Bombardier CRJ-Serie
>> Bild rechts
Typ: Regionaljet
Hersteller/Herkunft: Bombardier Aviation, Montréal/Kanada
Erstflug: 10. Mai 1991
Indienststellung: 19. Oktober 1992
Produktionszeit: 1991 bis 2020
Anzahl gebaut: 2023 (inklusive Business-Jets)
Länge: 26,77 m (alle Werte für CRJ200)
Spannweite: 21,23 m
Reichweite: 2491 km
Reisegeschwindigkeit: 830 km/h
Sitze (max./typisch): 50
Warum ich die CRJs ins Quartett aufnehme:
Als ich anfing als Luftfahrtjournalist, in den späten Achtzigern, waren Jets immer groß, ihre Kapazität ging erst bei mindestens 80 oder 90 Sitzen los. Alles, was kleiner war, wurde von Propellern angetrieben.
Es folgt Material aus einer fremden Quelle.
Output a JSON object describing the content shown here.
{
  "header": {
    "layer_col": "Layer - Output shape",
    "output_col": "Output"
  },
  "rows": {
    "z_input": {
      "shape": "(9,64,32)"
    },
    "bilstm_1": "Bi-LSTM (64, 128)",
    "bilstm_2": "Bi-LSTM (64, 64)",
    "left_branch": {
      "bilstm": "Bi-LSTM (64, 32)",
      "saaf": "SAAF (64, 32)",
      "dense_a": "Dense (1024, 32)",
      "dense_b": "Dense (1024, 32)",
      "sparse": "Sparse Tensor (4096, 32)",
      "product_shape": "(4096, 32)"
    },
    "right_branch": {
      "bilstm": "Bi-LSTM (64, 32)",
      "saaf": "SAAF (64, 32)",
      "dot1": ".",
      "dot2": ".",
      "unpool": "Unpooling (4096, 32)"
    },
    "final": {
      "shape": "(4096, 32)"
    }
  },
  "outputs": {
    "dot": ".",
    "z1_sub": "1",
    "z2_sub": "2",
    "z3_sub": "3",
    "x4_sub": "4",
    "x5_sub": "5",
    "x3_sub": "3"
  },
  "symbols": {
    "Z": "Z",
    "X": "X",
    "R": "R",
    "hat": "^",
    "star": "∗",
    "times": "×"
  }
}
Umso erstaunlicher die Nachricht, die 1990 die Runde machte: Lufthansa City Line hatte bei Bombardier in Kanada einen 50-sitzigen Passagierjet mit Namen Canadair Regional Jet bestellt. Das versprach eine kleine Revolution, denn damals galten Propellerflugzeuge als alt, laut und überholt. Und im Westen gab es keinen anderen Jet in vergleichbar geringer Größe (im Osten schon – die Yak-40 in der Sowjetunion).
Canadair CRJ200 für die Lufthansa City Line im Jahre 1991. : Eine Canadair CRJ200 der Lufthansa CityLine steht auf einem verschneiten Flughafen-Vorfeld vor einem großen Hangar. Das Flugzeug ist weiß lackiert mit Lufthansa CityLine-Beschriftung, am Leitwerk befindet sich das damalige Lufthansa-Logo. Der Himmel ist bewölkt, die Szene wirkt winterlich und ruhig. © Andreas Spaeth
Schon im Dezember 1991 durfte ich in Montréal bei eisigen Temperaturen die erste vor die Halle gerollte CRJ100 in den neuen Farben des Erstkunden City Line bewundern und war danach öfter bei Bombardier. In erstaunlicher Geschwindigkeit erlangte die Idee des Regional Jet, eine damals völlig neue Jet-Kategorie, ziemliche Popularität. Vor allem in Nordamerika, wo sie sich als ideal erwiesen, um Zubringerstrecken zu großen Hubs zu fliegen, die zwar nur ein begrenztes Passagieraufkommen hatten, aber doch oft zu lang waren für die bequeme Bedienung mit Turboprops.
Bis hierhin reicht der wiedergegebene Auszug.